Ingmar Riedel-Kruse, a bioengineer at Stanford, has spent a lot of training microscopic animals to act out classic ’80s video games like Pac Man and Brick Breaker. Popular Science detailed how Reidel-Kruse found ways to emulate parts of the games using biotechnology — like a joystick that uses electric fields to move the microbes in various directions. For an “avatar,” he used pond-dwelling single cell paramecia:
Changes in an electrical field can cause some species to alter their steering (a behavior called galvanotaxis). The microbes selected for the video games swim toward electricity using cilia that cover their bodies.
In addition to finding microbes that will swim around at our bidding, Riedel-Kruse employed augmented reality/virtual interface to complete the game.

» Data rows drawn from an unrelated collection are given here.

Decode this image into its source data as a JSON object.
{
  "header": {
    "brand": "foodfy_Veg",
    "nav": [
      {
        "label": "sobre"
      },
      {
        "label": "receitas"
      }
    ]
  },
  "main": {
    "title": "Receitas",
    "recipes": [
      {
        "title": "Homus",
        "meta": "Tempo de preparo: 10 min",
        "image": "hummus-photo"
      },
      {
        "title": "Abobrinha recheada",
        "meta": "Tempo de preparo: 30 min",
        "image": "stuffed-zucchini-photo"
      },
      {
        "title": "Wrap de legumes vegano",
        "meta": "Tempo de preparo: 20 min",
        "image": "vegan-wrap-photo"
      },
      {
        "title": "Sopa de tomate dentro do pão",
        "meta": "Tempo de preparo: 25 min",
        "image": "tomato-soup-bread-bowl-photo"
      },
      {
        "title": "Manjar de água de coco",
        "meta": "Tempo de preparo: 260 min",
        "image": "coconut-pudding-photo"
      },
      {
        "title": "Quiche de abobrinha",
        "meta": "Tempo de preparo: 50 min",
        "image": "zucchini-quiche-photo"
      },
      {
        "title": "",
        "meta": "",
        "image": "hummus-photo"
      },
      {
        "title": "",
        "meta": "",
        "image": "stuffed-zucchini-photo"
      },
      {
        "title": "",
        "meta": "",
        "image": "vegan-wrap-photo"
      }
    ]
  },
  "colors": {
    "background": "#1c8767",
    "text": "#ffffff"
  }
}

Object-detecting software turns the physical setup into a game by locating paramecia as they move around the chamber. Meanwhile, a video overlay enables the organisms to interact with digital images. In the game PAC-mecium, microbes “eat” pellets as they swim past them, and in soccer they “kick” the ball when they come into contact with its cartoon image.
Awesome? Creepy? Both? Humans have been using living things as pawns in all kinds of games for millennia (see: horse racing, bull fighting, gladiators). At least these little guys aren’t sentient. (Photo by NIAID)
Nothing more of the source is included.